The Street reacted strongly to earnings reports from two of the tech industry's biggest players.

IBM (IBM-N) shares closed higher after beating Street estimates in the last quarter. Generally technology stocks don't fare well after the consumer electronics show wraps-up in sin city -- but technical and seasonal analyst Don Vialoux tells me today when it comes to big blue, the love affair continues into Valentine's Day.

But he points out that while the stock is trading above its 200-day moving average, it was below the 50-day moving average. That is, until Wall Street had a chance to reward the company for its better-than-expected bottom line. The 50-day moving average is $185.20, but I'm sure Mr. Vialoux would remind me that you need to trade above resistance for about a week or so -- and there must be volume to support that level before resistance becomes support.

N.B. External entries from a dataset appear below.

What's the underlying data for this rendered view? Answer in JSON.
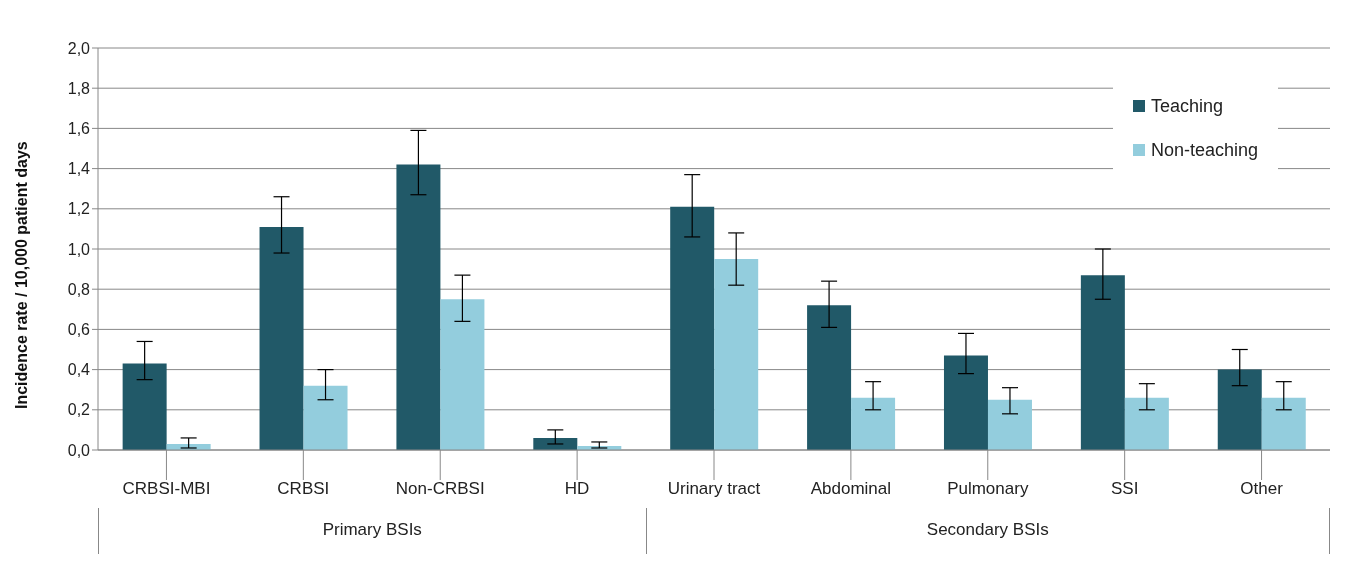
{
  "chart_data": {
    "type": "bar",
    "ylabel": "Incidence rate / 10,000 patient days",
    "categories": [
      "CRBSI-MBI",
      "CRBSI",
      "Non-CRBSI",
      "HD",
      "Urinary tract",
      "Abdominal",
      "Pulmonary",
      "SSI",
      "Other"
    ],
    "series": [
      {
        "name": "Teaching",
        "color": "#215968",
        "values": [
          0.43,
          1.11,
          1.42,
          0.06,
          1.21,
          0.72,
          0.47,
          0.87,
          0.4
        ],
        "errors": [
          [
            0.35,
            0.54
          ],
          [
            0.98,
            1.26
          ],
          [
            1.27,
            1.59
          ],
          [
            0.03,
            0.1
          ],
          [
            1.06,
            1.37
          ],
          [
            0.61,
            0.84
          ],
          [
            0.38,
            0.58
          ],
          [
            0.75,
            1.0
          ],
          [
            0.32,
            0.5
          ]
        ]
      },
      {
        "name": "Non-teaching",
        "color": "#93cddd",
        "values": [
          0.03,
          0.32,
          0.75,
          0.02,
          0.95,
          0.26,
          0.25,
          0.26,
          0.26
        ],
        "errors": [
          [
            0.01,
            0.06
          ],
          [
            0.25,
            0.4
          ],
          [
            0.64,
            0.87
          ],
          [
            0.01,
            0.04
          ],
          [
            0.82,
            1.08
          ],
          [
            0.2,
            0.34
          ],
          [
            0.18,
            0.31
          ],
          [
            0.2,
            0.33
          ],
          [
            0.2,
            0.34
          ]
        ]
      }
    ],
    "ylim": [
      0,
      2
    ],
    "yticks": [
      {
        "value": 0,
        "label": "0,0"
      },
      {
        "value": 0.2,
        "label": "0,2"
      },
      {
        "value": 0.4,
        "label": "0,4"
      },
      {
        "value": 0.6,
        "label": "0,6"
      },
      {
        "value": 0.8,
        "label": "0,8"
      },
      {
        "value": 1.0,
        "label": "1,0"
      },
      {
        "value": 1.2,
        "label": "1,2"
      },
      {
        "value": 1.4,
        "label": "1,4"
      },
      {
        "value": 1.6,
        "label": "1,6"
      },
      {
        "value": 1.8,
        "label": "1,8"
      },
      {
        "value": 2.0,
        "label": "2,0"
      }
    ],
    "grid": "y",
    "legend": "top right",
    "annotations": [
      "Primary BSIs",
      "Secondary BSIs"
    ]
  }
}
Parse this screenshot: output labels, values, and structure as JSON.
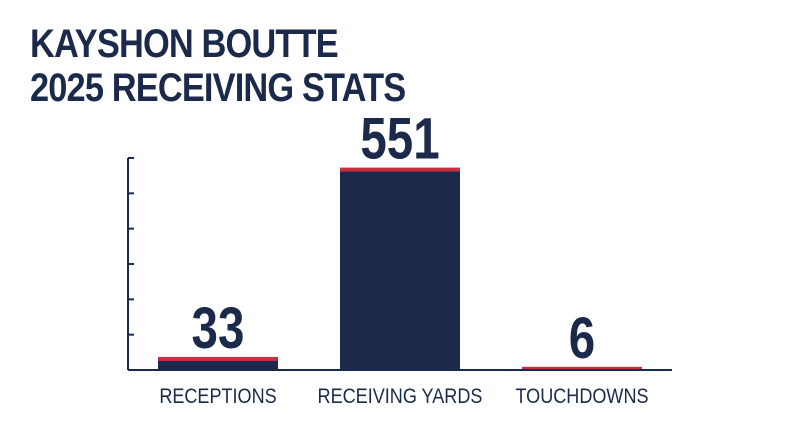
{
  "title_lines": [
    "KAYSHON BOUTTE",
    "2025 RECEIVING STATS"
  ],
  "colors": {
    "bar": "#1b2a4a",
    "accent": "#c8303f",
    "axis": "#1b2a4a",
    "text": "#1b2a4a"
  },
  "chart_data": {
    "type": "bar",
    "categories": [
      "RECEPTIONS",
      "RECEIVING YARDS",
      "TOUCHDOWNS"
    ],
    "values": [
      33,
      551,
      6
    ],
    "data_labels": [
      "33",
      "551",
      "6"
    ],
    "title": "KAYSHON BOUTTE 2025 RECEIVING STATS",
    "xlabel": "",
    "ylabel": "",
    "ylim": [
      0,
      580
    ],
    "y_ticks": 6,
    "grid": false,
    "legend": "none"
  }
}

Vialoux's preferred strategy when it comes to big blue is buy closer to the red line. He says you can buy on weakness closer to support on that 200-day moving average at $175.46.

Analysts are split on whether or not you should buy shares today. Half of the Street has a 'buy' recommendation and the other half says 'hold'. The consensus, however, is 12-months out the stock should be about $10 richer than it is today. But the three most recent ratings vary wildly. BMO Capital has a 'market perform' and a $192 handle on the stock while SocGen says don't buy more -- it's only going down from here. They're worried about a host of things including a slowdown in industry spending. Goldman Sachs is far more bullish -- with a 'buy' rating and a prediction the shares will be worth more than $200 in a year.

Intel (INTC-Q) also reported stronger than expected fourth quarter results this time yesterday -- and the Street is increasingly concerned about where the stock goes from here. That's what is behind the downgrade at Kaufman Brothers from 'buy' to 'hold'.

Vialoux points out the stock has outperformed the S&P 500 but the short term momentum indicators show the stock is overbought and recently rolled over. The technicals appear stronger for Intel than they do for IBM. The stock is well above its 50-day moving average at $24.49 and that's also above the 200-day moving average.

The technical whiz says if you want to buy Intel, there's a better entry point than today. He's advising you buy on weakness with support seen on the shares around $23.

Meantime, Intel has named Brian Krzanich to the position of chief operating officer. He comes from the company's manufacturing and supply chain division -- and while having a man who knows how to keep the company humming is critical for a COO post, the company insists despite all reports that this is not about CEO succession for Paul Otellini.

Much like big blue, the Street is split on Intel. BMO believes the shares are overvalued and likely to fall to $24 in the next year. Deutsche Banke is more optimistic -- predicting a $30 price over the next 12 months. So is RBC Capital Markets -- they've got an 'outperofrm' rating on the world's biggest maker of computer chips. They've also got a $30- target on the shares.